Mesmo esta crônica, esta pobre e frágil e nauseada crônica, repare como é feita de ideia. Onde está o homem a vagar pelas ruas e a vislumbrar a improvável cena que tudo ilumina, onde a mulher em seu mistério, onde o pássaro, o cavalo, o menino? Repare que já não disponho de personagens, já não disponho de sujeitos apenas entrevistos e então analisados até o limite, já não procuro examinar a estranheza dos estranhos e a comunidade dos comuns. Saiba, leitor, leitora, não se trata de falta de ideias, o problema é o excesso. Existo apenas na austeridade destes meus pensamentos, nos confins desta mente que não cessa, incessantemente abastecida de juízos.

Leitor, leitora, me perdoe por isso. Me perdoe por eu já não lhe oferecer anedota nenhuma, não lhe providenciar nenhum riso. Me perdoe, mas a culpa é sua. Eu não sei se lhe perdoo a pressa, a impaciência, a gravidade que você tenta compensar com uma busca obsessiva por uma distração fácil, um prazer mais imediato, mais garantido. A crônica já não lhe importa, eu entendo, só não perdoo. Não perdoo este abandono em que você me deixa, num mar de palavras inúteis que nada dizem, que só lamentam e se remoem de nostalgia por um tempo que nunca existiu.
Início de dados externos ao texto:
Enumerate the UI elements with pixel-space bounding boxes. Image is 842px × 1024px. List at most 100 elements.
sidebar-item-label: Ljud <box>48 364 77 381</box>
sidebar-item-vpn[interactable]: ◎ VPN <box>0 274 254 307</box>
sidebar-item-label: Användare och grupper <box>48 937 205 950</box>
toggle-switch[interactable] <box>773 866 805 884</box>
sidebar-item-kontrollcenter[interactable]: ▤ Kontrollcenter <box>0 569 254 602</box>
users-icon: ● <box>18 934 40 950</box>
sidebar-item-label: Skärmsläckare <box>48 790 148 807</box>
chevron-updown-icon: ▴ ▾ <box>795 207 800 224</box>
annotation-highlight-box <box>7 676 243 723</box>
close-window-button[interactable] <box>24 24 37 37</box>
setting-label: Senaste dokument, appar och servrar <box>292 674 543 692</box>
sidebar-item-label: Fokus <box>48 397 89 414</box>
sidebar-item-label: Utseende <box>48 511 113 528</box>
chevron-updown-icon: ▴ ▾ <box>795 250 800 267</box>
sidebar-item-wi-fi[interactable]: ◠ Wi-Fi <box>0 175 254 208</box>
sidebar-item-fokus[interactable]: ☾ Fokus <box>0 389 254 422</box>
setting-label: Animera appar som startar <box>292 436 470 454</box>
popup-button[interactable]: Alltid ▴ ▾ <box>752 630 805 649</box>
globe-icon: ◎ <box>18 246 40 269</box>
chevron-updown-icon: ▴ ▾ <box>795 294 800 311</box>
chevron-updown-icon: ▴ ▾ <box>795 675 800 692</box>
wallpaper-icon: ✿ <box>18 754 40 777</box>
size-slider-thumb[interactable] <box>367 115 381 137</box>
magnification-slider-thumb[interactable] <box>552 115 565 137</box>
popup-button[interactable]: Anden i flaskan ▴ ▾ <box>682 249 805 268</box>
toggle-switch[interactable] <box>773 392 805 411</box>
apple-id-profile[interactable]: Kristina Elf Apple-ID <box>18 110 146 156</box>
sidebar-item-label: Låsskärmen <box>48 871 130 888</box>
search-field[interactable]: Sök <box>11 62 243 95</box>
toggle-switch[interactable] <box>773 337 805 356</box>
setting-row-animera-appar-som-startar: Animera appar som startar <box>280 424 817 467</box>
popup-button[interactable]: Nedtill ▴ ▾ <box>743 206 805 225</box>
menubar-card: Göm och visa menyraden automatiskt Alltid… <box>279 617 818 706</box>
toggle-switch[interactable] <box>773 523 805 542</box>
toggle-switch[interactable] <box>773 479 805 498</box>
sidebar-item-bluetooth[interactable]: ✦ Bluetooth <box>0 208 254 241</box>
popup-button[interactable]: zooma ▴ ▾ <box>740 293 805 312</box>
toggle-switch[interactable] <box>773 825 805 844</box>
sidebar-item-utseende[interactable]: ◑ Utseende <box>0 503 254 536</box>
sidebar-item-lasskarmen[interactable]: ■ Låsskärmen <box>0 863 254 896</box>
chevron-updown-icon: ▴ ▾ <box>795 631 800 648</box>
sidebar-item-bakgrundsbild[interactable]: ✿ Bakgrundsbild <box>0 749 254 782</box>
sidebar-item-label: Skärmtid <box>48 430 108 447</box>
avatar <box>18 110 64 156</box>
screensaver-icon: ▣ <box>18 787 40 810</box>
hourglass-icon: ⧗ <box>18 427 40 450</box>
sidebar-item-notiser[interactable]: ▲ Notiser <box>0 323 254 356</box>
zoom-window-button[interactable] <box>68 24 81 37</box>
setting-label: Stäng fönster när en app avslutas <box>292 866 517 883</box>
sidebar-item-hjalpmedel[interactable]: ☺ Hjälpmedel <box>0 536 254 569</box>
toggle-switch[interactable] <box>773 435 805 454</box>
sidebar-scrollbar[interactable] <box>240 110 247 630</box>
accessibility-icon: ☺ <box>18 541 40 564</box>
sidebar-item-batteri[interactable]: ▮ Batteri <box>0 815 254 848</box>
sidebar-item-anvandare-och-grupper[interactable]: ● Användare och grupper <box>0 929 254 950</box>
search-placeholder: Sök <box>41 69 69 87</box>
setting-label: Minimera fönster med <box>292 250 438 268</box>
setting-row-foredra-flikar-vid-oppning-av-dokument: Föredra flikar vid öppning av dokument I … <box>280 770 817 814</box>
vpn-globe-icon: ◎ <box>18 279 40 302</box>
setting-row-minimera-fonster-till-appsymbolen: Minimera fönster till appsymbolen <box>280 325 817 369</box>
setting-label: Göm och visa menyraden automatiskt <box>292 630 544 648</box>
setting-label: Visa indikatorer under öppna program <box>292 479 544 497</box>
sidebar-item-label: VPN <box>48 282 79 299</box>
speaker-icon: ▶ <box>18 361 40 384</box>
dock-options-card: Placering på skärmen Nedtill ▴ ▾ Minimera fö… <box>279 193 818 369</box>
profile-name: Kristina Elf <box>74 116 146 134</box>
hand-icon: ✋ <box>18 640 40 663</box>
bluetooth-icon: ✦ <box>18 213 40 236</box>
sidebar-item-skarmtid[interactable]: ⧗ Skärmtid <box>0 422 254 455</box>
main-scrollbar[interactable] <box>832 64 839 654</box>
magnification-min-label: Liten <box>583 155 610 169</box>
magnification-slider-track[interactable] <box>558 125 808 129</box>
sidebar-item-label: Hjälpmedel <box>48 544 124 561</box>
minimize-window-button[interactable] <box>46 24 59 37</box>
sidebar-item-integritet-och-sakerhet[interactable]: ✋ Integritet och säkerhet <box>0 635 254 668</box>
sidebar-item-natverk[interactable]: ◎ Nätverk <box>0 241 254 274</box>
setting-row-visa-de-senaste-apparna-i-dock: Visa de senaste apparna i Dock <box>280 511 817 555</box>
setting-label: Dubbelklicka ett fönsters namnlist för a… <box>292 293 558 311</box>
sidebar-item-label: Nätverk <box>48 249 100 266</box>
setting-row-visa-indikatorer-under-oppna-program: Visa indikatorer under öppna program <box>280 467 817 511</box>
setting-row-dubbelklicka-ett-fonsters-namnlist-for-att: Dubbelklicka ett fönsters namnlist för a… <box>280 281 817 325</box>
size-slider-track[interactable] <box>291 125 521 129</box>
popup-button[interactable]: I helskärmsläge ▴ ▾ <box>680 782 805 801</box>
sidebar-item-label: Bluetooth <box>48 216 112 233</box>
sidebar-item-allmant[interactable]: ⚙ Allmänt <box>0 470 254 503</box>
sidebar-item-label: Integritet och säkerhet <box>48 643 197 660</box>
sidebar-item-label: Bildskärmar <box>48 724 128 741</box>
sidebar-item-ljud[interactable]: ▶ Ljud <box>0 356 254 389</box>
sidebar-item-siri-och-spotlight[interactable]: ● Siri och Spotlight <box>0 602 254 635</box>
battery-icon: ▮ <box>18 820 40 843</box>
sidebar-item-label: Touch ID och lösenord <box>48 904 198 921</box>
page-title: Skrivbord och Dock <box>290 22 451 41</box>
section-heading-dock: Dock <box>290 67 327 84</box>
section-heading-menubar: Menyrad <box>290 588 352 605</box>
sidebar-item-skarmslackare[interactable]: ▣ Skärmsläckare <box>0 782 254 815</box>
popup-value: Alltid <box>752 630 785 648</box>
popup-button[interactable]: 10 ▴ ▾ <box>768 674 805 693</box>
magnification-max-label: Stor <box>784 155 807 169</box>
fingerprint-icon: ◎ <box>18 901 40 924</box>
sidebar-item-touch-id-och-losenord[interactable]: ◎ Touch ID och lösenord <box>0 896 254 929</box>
Eu sei, o ressentimento que estou declarando é por um leitor que já não está aí. Restamos agora só nós, os ociosos, os folgazões, os vagais. Não sei se é nosso fim ou nosso triunfo definitivo: a entrega dos ociosos ao ócio, dos folgazões à folga, dos vagais ao vácuo. A crônica se aproxima do fim, em todo caso, e não quero que você que durou até aqui acabe saindo de mãos vazias. A você e a mim deixo um pequeno consolo, na forma de uma certeza especulativa. Que tudo aquilo que definha encontra sua estranha maneira de permanecer. Que todas as formas que morrem, o soneto, a pintura, o romance, ainda podem ser praticadas com liberdade e leveza, em absoluta paz, pelos sonhadores e os distraídos.